Gdy do spółdzielni hurtem weszli komornicy, zapanowała panika. Część ludzi rzuciła się do przewłaszczeń swoich mieszkań, żeby odseparować się od zadłużonej spółdzielni, tym samym wpadając w jeszcze większą pułapkę. – Pisałam, dzwoniłam po ludziach, wywieszałam kartki na klatkach, żeby tego nie robili! Żeby nie przewłaszczali mieszkań! –opowiada prof. Łętowska. Wbite ludziom przekonanie, że prawo własności jest święte, tu było błędem. Okazało się, że jest wąska szczelina w prawie, której nikt, nawet Sąd Najwyższy, nie dostrzegł. – Za to dostrzegli ją i postanowili wykorzystać ci cwaniacy, żeby przejąć także nieruchomości mieszkańców – uważa prof. Łętowska. Normalnie spółdzielca nie odpowiada za długi spółdzielni. Ale sytuacja diametralnie się zmienia, gdy mieszkanie spółdzielcze przekształcone zostanie w tzw. pełną własność w momencie istnienia obciążenia spółdzielni. Wtedy ważniejszy staje się wierzyciel i zaspokojenie jego roszczeń. I tak się, niestety, stało. Starszych państwa L. z Grzybowskiej nie udało się ostrzec. Dziś mają na hipotece swojego mieszkanka dług całego bloku – 2 mln zł wobec Adama K. Syn boi się im nawet o tym powiedzieć. Do ich kłopotów przyczynił się notariusz. Gdy podpisywali akt przewłaszczenia, hipoteka bloku była czysta. Ale notariusz nie dokonał w ciągu wymaganych trzech dni wpisu w księdze wieczystej, a wkrótce potem komornik złożył w niej wpis o wszczęcie z ich bloku egzekucji. Gdy tylko, po pół roku, po monitach notariusz zaniósł akt własności ich mieszkania, sąd z miejsca wpisał im egzekucję komorniczą. Co gorsza, pozostanie dysponentem mieszkania spółdzielczego to żaden ratunek, problemy jedynie odsuwają się w czasie. Spółdzielnia jest w upadłości. Syndyk zajmuje się zwracaniem długów. I jeżeli uzna, że trzeba spółdzielnię sprzedać, to wszystkie mieszkania o statusie spółdzielczych własnościowych przekształcą się w pełną własność wraz z odpowiedzialnością za długi. Wpadną wówczas w ręce wierzyciela. Komornik może sprzedać tyle mieszkań (być może przypadkowych pechowców), aby spłacić długi. – Wierzyciel nic już nie musi robić, kręci palcami młynka i tylko liczy zajęte hipoteki – mówi Ewa Łętowska.

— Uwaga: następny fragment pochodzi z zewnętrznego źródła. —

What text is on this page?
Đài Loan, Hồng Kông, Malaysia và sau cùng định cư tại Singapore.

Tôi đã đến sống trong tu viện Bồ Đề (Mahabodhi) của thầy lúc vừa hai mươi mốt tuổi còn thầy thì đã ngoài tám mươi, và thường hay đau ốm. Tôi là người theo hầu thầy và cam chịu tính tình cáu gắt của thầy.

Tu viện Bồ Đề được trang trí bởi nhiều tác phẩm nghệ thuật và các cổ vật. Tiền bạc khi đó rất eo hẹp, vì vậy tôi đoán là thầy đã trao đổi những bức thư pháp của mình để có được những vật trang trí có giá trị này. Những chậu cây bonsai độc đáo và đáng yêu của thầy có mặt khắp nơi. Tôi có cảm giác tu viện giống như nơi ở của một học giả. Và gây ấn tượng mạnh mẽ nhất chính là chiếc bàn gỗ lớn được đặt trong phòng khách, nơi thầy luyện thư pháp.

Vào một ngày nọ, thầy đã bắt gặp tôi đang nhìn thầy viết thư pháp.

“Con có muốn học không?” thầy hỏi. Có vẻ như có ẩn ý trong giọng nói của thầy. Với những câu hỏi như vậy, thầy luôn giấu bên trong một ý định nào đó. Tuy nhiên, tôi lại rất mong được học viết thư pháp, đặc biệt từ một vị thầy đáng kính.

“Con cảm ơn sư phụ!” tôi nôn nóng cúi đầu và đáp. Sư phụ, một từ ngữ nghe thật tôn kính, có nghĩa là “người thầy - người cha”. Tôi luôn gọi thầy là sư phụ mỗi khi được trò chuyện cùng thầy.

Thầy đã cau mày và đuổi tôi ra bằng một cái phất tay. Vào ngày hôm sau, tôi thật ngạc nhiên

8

Łętowska przyznaje, że państwo nie zadziałało w przypadku spółdzielni śródmiejskiej tak, jak powinno. – Zajmując się tą sprawą, bez przerwy mam do czynienia z sytuacjami, w których nikt nie robi tego, co do niego należy, a dziesiątki drobnych błędów zadziałały na korzyść oszustów – oburza się. Opowiada o notariuszach sporządzających akty, w lekkomyślny sposób podchodzących do własnych obowiązków, jak choćby w przypadku państwa L. czy też umowy z firmą G., gdy cały ogromny dług bierze w imieniu spółdzielców – wbrew prawu, jednoosobowo – pani prezes. Nie mówiąc już o tym, że ten sam notariusz bez zmrużenia oka akceptuje, że kary umowne, zapisywane pod jego okiem, to oczywisty przekręt.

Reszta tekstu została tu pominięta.